BARATARIA MP Dr Fuad Khan has defended his comments at the weekend that local music was partly to blame for a culture of misogyny in Trinidad and Tobago, saying he did not single out soca music as the culprit.
Khan faced backlash yesterday for seemingly attacking local culture, and especially soca, which some viewed as having racist undertones.
The former health minister was commenting on the murders last week of three women, allegedly by men with whom they were once romantically linked, saying the lyrics of most local entertainers were denigrating to women and encouraged the viewing of women as objects.
He further accused local artistes of profiting from such work while failing to use their voices against domestic violence.
Khan said there were myriad psychological effects on women as well, many of whom were being compelled to conform to behaviour that was now viewed as the norm and was expected of them.
He called on local artistes to do better, saying on Saturday: “Sing something different. Grow up and stop degrading our women.”
Contacted yesterday, Khan stood by his concerns and said he did not pick on soca but was referring to local music.
“Whether it’s soca, chutney, dancehall...the lyrics are designed to denigrate a woman’s body,” Khan said.
Not only Carnival
Khan’s comments stirred entertainer and producer Tony Chow Lin On (Chinese Laundry) to post in soca’s defence on Facebook, calling on lovers of the genre to rise up.

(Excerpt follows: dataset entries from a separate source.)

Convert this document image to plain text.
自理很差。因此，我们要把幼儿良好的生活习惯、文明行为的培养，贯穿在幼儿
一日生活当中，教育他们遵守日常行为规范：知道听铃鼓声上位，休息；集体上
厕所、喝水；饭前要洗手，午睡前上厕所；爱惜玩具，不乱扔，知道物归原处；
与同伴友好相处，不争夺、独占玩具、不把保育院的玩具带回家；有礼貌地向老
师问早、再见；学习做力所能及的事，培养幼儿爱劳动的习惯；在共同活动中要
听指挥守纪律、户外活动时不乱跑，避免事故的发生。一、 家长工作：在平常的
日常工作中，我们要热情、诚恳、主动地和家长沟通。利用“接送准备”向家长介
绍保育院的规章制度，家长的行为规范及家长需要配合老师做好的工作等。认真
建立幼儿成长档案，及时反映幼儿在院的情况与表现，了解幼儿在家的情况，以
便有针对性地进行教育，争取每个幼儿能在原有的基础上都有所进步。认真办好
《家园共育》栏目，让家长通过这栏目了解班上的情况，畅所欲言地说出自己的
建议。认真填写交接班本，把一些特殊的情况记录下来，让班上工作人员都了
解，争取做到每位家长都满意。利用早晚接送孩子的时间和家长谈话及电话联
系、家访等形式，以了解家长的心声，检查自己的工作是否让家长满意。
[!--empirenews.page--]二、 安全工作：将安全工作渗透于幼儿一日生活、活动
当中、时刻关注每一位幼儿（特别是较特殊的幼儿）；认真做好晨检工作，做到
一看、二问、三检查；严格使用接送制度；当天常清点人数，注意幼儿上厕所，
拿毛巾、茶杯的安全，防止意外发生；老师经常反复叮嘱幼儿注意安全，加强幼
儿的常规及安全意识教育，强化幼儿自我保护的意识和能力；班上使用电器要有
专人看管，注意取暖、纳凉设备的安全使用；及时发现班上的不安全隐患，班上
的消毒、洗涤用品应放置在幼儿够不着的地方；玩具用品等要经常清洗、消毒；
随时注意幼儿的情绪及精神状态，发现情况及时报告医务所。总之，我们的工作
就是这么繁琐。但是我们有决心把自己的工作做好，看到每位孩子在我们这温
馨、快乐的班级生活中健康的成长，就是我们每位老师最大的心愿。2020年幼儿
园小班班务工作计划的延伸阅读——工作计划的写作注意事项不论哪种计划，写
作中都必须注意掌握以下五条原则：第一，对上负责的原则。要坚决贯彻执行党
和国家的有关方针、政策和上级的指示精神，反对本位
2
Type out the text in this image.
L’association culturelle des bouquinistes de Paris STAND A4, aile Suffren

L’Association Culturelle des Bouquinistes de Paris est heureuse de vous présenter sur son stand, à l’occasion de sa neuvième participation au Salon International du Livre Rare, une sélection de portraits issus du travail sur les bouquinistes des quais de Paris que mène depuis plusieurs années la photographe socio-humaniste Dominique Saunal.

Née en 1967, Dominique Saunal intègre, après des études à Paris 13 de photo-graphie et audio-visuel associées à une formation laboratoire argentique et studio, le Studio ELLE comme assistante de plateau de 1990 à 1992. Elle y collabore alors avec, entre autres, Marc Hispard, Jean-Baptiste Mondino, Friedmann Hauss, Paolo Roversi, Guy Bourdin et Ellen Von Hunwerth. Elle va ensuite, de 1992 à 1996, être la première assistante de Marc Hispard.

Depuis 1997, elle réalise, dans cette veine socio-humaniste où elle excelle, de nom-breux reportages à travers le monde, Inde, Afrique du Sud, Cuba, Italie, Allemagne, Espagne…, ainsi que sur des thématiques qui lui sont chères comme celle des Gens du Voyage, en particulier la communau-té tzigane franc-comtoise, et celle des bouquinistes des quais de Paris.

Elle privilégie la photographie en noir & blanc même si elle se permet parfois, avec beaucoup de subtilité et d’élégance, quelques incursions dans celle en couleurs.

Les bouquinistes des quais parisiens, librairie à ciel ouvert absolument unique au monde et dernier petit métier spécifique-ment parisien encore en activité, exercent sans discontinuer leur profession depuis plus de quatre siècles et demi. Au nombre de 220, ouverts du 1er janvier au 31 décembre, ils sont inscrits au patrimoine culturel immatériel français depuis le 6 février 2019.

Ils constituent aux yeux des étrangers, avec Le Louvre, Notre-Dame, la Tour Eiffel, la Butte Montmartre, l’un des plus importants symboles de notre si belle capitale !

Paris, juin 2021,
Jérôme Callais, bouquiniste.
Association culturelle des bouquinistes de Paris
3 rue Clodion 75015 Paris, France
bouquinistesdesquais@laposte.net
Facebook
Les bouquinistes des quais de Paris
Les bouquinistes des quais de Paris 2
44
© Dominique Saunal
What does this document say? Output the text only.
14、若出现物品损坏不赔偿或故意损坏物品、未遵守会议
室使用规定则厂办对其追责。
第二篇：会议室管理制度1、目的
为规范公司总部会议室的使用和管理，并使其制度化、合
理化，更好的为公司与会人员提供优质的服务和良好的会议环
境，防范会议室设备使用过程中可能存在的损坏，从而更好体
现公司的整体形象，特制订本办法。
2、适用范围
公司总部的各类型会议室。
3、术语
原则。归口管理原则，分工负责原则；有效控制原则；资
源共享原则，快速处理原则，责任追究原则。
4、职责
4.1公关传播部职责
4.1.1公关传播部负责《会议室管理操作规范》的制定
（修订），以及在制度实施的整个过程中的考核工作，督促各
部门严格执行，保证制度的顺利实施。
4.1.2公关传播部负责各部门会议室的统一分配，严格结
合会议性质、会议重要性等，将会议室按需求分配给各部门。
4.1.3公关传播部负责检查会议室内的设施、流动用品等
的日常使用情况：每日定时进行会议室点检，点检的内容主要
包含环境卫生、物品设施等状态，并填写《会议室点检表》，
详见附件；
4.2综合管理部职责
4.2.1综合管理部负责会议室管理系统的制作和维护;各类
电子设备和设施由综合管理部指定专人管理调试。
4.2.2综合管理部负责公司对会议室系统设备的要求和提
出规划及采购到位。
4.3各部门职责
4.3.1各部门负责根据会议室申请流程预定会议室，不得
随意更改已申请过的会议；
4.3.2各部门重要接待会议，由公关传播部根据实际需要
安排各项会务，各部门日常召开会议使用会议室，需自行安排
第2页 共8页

The Express also took some flak for its front-page headline yesterday, “Blame Soca Music”. “Steups...and this is a headline for front page ...so you sacrificing soca to sell papers??? Really?” Chow Lin On posted.
He said a “whole genre got blamed and singled out” and “our own at that”.
“All soca defenders please rise up and meet me on the front line. Many of us working for years with pride, passion and integrity for our soca...we have to rise up for all contributors and soca lovers, in the name of Ras Shorty, we say a big no...,” said Chow Lin On, recalling one of the godfathers of soca, the late Ras Shorty I (Garfield Blackman).
Calypsonian Brother Resistance (Roy Lewis), also known as Lutalo Masimba and president of the Trinbago Unified Calypsonians Organisation (TUCO), also commented via Facebook: “Yuh ever hear dem attack rock and roll, R&B, dancehall, hip hop... Calypso still ha to defend itself 108 years since de first recording.”
Carnival lovers were also not pleased, accusing Khan of repeatedly attacking the festival. Others said his comments were also racially insensitive and targeted a celebration and genre of music rooted in African heritage.